So sieht’s aus…wenn wir die QM-Blase verlassen28 | 07 | 21
Wenn Ethnologen auf das Qualitätsmanagement und seine Bewohner:innen schauten, welche sozialen Prozesse, kultischen Handlungen, Alltagsrituale, bedeutenden Artefakte würden sie entdecken? Welche Unterschiede zu anderen Stämmen, z. B. den Vertrieblern, Einkäuferinnen, Projektmanagern, Entwicklerinnen würden ihnen auffallen? Wieviel und welchen Austausch mit diesen würden sie wahrnehmen? Welche Dialekte haben sich ausgebildet? Mit welchen Initiationsriten nimmt der Stamm neue Mitglieder auf? Wen stellt er ins Abseits und warum? Wie geht er mit den massiven Veränderungen seiner Umwelt um?
Seit 1994, als ich in der Rolle eines Quality Engineers bei einem Automobilzulieferer in den Stamm der Qualitätsmanager und -managerinnen aufgenommen wurde, habe ich den Gebrauch seiner Werkzeuge, wie die FMEA, erlernt und praktiziert, wurde in Kulthandlungen, wie das Audit, eingeweiht und einbezogen. Seitdem stecke ich so tief drin, dass ich keine unbefangene externe Position, keinen neutralen Blick von außen auf das Qualitätsmanagement richten kann. Dennoch – und die, die meine Beiträge verfolgen, mögen es wahrgenommen haben – habe ich gerade in den letzten Jahren vieles in Frage gestellt, was wir traditionell tun und wie wir es tun. Ein Trick dabei ist, bewusst ethnologisch auf unser Tun („Was auffällig da ist“) und Unterlassen („Was auffällig fehlt“) zu schauen. Das bedeutet, sich das Staunen und Wundern zu erhalten, auch und gerade über das vermeintlich Vertraute. Es ist, wie wenn man ein Alltagswort wie „Kaffeetasse“ ganz schnell und oft hintereinander laut ausspricht und es sich auflöst, fremd wird, eigenartig klingt und eine neue Distanz ermöglicht.

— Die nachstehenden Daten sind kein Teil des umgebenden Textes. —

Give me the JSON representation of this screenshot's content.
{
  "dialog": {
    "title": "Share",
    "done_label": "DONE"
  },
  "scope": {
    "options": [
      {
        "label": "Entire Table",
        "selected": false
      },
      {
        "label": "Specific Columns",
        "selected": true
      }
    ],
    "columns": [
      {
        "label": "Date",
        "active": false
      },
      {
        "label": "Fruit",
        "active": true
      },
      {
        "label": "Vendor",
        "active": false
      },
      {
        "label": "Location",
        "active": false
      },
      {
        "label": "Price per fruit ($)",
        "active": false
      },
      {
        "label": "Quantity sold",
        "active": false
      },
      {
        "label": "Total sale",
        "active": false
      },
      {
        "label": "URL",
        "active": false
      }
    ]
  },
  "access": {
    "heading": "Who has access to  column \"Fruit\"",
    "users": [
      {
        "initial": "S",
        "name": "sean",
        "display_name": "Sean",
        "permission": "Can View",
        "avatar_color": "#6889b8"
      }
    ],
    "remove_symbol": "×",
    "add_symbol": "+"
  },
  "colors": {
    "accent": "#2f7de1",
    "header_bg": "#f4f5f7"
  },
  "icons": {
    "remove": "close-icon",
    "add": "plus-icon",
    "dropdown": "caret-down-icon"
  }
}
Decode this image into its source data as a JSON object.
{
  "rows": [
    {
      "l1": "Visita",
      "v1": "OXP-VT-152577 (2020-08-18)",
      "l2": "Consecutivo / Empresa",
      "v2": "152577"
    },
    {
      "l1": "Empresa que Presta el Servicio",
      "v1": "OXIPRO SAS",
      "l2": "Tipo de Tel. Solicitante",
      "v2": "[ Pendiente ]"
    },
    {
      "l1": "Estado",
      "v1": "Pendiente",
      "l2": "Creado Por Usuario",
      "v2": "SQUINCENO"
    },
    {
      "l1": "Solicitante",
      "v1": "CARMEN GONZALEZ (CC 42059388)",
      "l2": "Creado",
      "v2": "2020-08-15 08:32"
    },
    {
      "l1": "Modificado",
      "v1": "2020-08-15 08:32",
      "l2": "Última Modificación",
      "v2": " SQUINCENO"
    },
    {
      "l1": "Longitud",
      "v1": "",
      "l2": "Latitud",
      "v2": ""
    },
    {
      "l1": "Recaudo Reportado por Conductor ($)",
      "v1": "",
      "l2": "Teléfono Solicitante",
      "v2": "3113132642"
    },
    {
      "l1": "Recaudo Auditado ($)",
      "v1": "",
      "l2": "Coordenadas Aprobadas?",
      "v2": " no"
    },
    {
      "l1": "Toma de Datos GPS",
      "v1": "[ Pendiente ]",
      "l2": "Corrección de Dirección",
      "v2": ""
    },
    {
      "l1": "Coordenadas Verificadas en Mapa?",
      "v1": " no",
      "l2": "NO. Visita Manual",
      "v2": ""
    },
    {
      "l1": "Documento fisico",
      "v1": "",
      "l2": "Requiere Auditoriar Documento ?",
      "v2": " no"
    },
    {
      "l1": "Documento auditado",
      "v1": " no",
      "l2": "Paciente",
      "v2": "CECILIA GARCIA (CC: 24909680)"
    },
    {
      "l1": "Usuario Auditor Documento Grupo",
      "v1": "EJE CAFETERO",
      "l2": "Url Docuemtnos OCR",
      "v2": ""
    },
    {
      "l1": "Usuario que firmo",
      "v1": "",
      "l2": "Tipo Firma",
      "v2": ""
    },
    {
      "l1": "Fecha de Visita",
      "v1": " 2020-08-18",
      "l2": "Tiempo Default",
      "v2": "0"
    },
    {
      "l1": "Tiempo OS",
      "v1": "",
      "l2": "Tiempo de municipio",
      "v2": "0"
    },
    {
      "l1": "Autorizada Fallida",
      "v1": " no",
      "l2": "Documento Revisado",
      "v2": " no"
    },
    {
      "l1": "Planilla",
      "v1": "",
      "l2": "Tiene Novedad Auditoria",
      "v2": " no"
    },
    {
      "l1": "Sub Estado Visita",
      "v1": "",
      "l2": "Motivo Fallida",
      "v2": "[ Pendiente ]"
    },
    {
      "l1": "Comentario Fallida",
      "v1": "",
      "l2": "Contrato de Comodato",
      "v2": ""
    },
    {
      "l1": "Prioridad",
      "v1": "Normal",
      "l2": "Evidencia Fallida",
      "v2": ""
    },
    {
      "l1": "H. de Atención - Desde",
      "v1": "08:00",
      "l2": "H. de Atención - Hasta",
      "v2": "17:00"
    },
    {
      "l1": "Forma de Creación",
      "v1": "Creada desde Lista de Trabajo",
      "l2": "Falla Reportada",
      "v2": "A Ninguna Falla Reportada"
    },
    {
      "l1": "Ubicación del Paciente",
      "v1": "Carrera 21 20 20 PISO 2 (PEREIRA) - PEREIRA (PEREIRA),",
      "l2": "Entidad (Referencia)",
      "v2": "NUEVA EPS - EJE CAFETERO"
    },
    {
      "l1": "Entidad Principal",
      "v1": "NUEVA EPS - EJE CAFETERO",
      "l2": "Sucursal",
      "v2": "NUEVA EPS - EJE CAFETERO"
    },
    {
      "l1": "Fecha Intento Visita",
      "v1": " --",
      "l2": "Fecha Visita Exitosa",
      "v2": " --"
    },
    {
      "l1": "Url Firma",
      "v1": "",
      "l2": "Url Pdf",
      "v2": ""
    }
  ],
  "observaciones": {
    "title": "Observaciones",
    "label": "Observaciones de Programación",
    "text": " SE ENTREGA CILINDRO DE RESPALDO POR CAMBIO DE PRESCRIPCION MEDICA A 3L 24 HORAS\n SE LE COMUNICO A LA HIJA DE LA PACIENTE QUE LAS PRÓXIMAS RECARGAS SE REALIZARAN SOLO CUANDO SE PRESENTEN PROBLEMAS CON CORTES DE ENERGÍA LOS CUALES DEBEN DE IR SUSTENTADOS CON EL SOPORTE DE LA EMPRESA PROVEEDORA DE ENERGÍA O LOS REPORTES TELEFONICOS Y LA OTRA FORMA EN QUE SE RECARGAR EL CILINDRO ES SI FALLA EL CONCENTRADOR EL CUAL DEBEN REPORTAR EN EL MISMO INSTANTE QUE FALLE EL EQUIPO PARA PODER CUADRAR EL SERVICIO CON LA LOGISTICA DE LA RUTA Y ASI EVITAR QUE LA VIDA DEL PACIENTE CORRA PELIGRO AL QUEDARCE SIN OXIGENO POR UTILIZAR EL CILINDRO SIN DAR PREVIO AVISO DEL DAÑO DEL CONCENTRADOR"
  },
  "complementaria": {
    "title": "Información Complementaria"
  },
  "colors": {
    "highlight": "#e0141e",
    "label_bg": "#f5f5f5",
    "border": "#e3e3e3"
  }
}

Was ich selbst dabei erlebe und spüre und dann erkenne, wenn ich versuche, einen naiv distanzierten Blick aufs vertraute Fachgebiet zu werfen, ist die Existenz einer ausgeprägten Blase. Das Bild des Astronomen Camille Flammarion, zu Schulzeiten in meinem Geschichtsbuch abgebildet, kommt mir dann in den Sinn. Es mutet mittelalterlich an, ist aber eine Karikatur aus dem 19. Jahrhundert. Der Mensch durchbricht die Blase des (angenommenen) Firmaments, des Himmelsgewölbes und sieht erstmalig, dass dahinter neue und ungeahnte Realitäten liegen.
Sollten nicht auch wir unsere QM-Blase durchstoßen und unseren Blick auf die dahinterliegende Welt richten? Zumal es einsam in unserer Blase geworden ist und viele der traditionellen Rituale und Werkzeuge für die kommende Zeit und zukünftige Herausforderungen nicht genügen werden.
Stellen Sie in Abrede, dass es eine QM-Blase gibt? Oder können Sie die Blase auch erkennen? Würden Sie eine Blase sehen können, wenn Sie von außen darauf schauten? Oder gehören Sie zu denen, die nicht in ihr gefangen sind und die somit den anderen dabei helfen können, über den Rand der bisherigen QM-Welt zu schauen?